Both stocks stumbled during the period, as a steep pullback in crude oil prices that escalated in November after the Organization of the Petroleum Exporting Countries (OPEC) said it would maintain current production levels in an oversupplied market. Despite the news, we continued to favor both stocks and added to the fund’s positions on weakness in their share prices.
We think the supply/demand dynamics in the oil market will eventually adjust and buoy the price of crude oil, but it is uncertain how long this will take to occur. We are positioned in companies (like Suncor and BG Group) that we feel can survive in a sustained environment of low oil prices. Both firms sport solid balance sheets and management teams focused on keeping capital expenditures under control — a trait we have admired in them since before the oil price collapsed.
While we continued to maintain the fund’s position squarely in the large-cap blend style box, we opportunistically invest down the market-capitalization spectrum when we feel the risk/reward is in our favor. One of our small-cap positions hurt in the quarter: biotechnology firm Intercept Pharmaceuticals.
The non-index stock was a leading contributor to the fund’s performance for the full year, but shares saw downward volatility in the fourth quarter after an editorial in a well-respected medical journal challenged the company’s phase 3 trial of its therapy to treat nonalcoholic steatohepatitis to meet loftier goals. This opinion caused some negative sentiment related to the stock, but we remained bullish on its prospects because we think the market continued to underestimate demand for Intercept’s lead drug.

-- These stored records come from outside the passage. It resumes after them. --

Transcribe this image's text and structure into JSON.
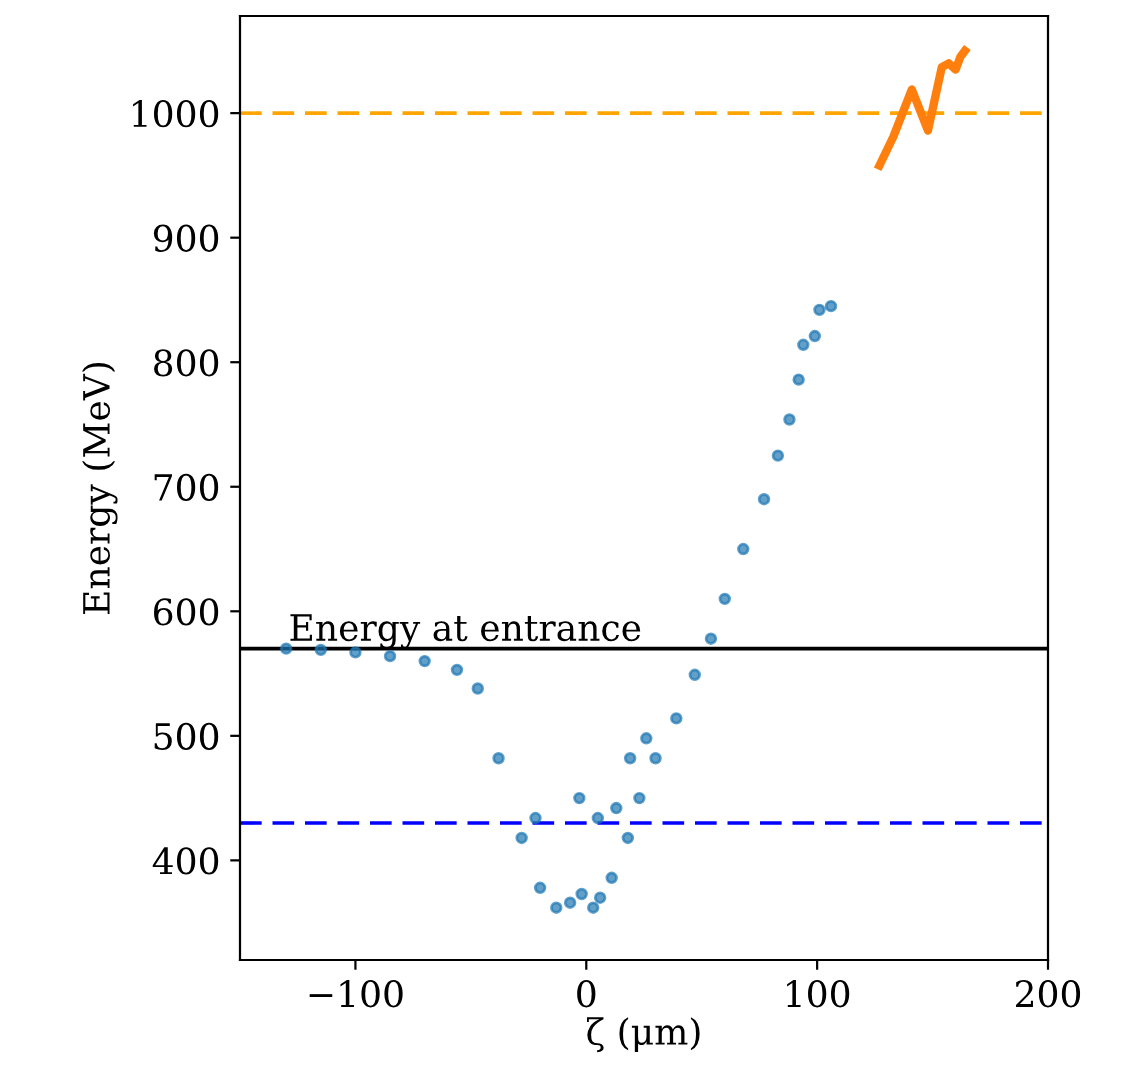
{
  "chart_data": {
    "type": "scatter",
    "xlabel": "ζ (μm)",
    "ylabel": "Energy (MeV)",
    "xlim": [
      -150,
      200
    ],
    "xticks": [
      {
        "value": -100,
        "label": "−100"
      },
      0,
      100,
      200
    ],
    "ylim": [
      320,
      1078
    ],
    "yticks": [
      400,
      500,
      600,
      700,
      800,
      900,
      1000
    ],
    "grid": false,
    "marker": "circle",
    "series": [
      {
        "color": "#1f77b4",
        "x": [
          -130,
          -115,
          -100,
          -85,
          -70,
          -56,
          -47,
          -38,
          -28,
          -20,
          -13,
          -7,
          -2,
          3,
          6,
          11,
          18,
          23,
          30,
          39,
          47,
          54,
          60,
          68,
          77,
          83,
          88,
          92,
          94,
          99,
          101,
          106,
          -22,
          -3,
          5,
          13,
          19,
          26
        ],
        "values": [
          570,
          569,
          567,
          564,
          560,
          553,
          538,
          482,
          418,
          378,
          362,
          366,
          373,
          362,
          370,
          386,
          418,
          450,
          482,
          514,
          549,
          578,
          610,
          650,
          690,
          725,
          754,
          786,
          814,
          821,
          842,
          845,
          434,
          450,
          434,
          442,
          482,
          498
        ]
      },
      {
        "type": "line",
        "color": "#ff7f0e",
        "line_style": "solid",
        "marker": "none",
        "x": [
          127,
          133,
          141,
          148,
          154,
          157,
          160,
          162,
          164
        ],
        "values": [
          958,
          981,
          1019,
          986,
          1037,
          1040,
          1035,
          1045,
          1050
        ]
      }
    ],
    "ref_lines": [
      {
        "axis": "y",
        "value": 1000,
        "color": "#ffa500",
        "line_style": "dashed"
      },
      {
        "axis": "y",
        "value": 570,
        "color": "#000000",
        "line_style": "solid",
        "label": "Energy at entrance"
      },
      {
        "axis": "y",
        "value": 430,
        "color": "#0000ff",
        "line_style": "dashed"
      }
    ]
  }
}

Conversely, security selection in consumer discretionary was the largest contributor to relative performance for the quarter, led by one of the fund’s largest overweights: Target. The stock outperformed and served as a top contributor for the quarter and the full calendar year. Target shares gained 22% for the quarter, as the U.S.-based retailer showed signs of recovery from last year’s wide-scale data breach and troubles with its expansion into Canada. Just ahead of the holiday shopping season, the company posted better-than-expected third-quarter earnings and sales, driven by increased customer visits attributed to lower gasoline prices and effective advertising. We maintained our position in the stock because we thought the core U.S.-based business was well positioned to grow at a pace greater than the market’s valuation implied.

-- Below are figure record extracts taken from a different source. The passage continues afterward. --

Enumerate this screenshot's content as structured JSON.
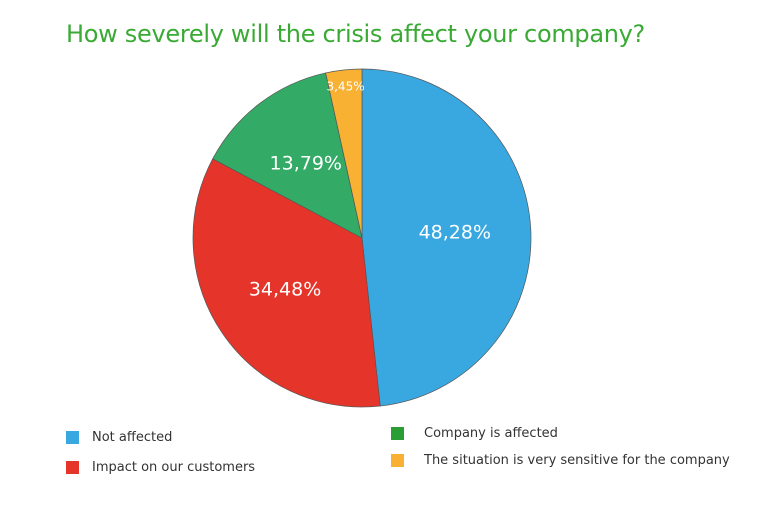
{
  "chart_data": {
    "type": "pie",
    "title": "How severely will the crisis affect your company?",
    "start": "top",
    "direction": "clockwise",
    "slices": [
      {
        "label": "Not affected",
        "value": 48.28,
        "display": "48,28%",
        "color": "#3aa8e0"
      },
      {
        "label": "Impact on our customers",
        "value": 34.48,
        "display": "34,48%",
        "color": "#e5342a"
      },
      {
        "label": "Company is affected",
        "value": 13.79,
        "display": "13,79%",
        "color": "#33aa66",
        "legend_color": "#2a9d34"
      },
      {
        "label": "The situation is very sensitive for the company",
        "value": 3.45,
        "display": "3,45%",
        "color": "#f8b133"
      }
    ],
    "legend_placement": "bottom"
  }
}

Underweighting some high-growth index constituents dampened relative performance for much of 2014, but it helped in the quarter. As an example, we avoided biotechnology company Gilead Sciences due to valuation concerns. After hitting record prices in November, shares of Gilead tumbled mid-December on approval of a potentially cheaper alternative to the company’s breakthrough drug to treat hepatitis C, Harvoni . Gilead returned about -11% for the quarter. We continued to avoid the stock, as we thought there was a significant risk that the company’s long-term earnings would not meet expectations.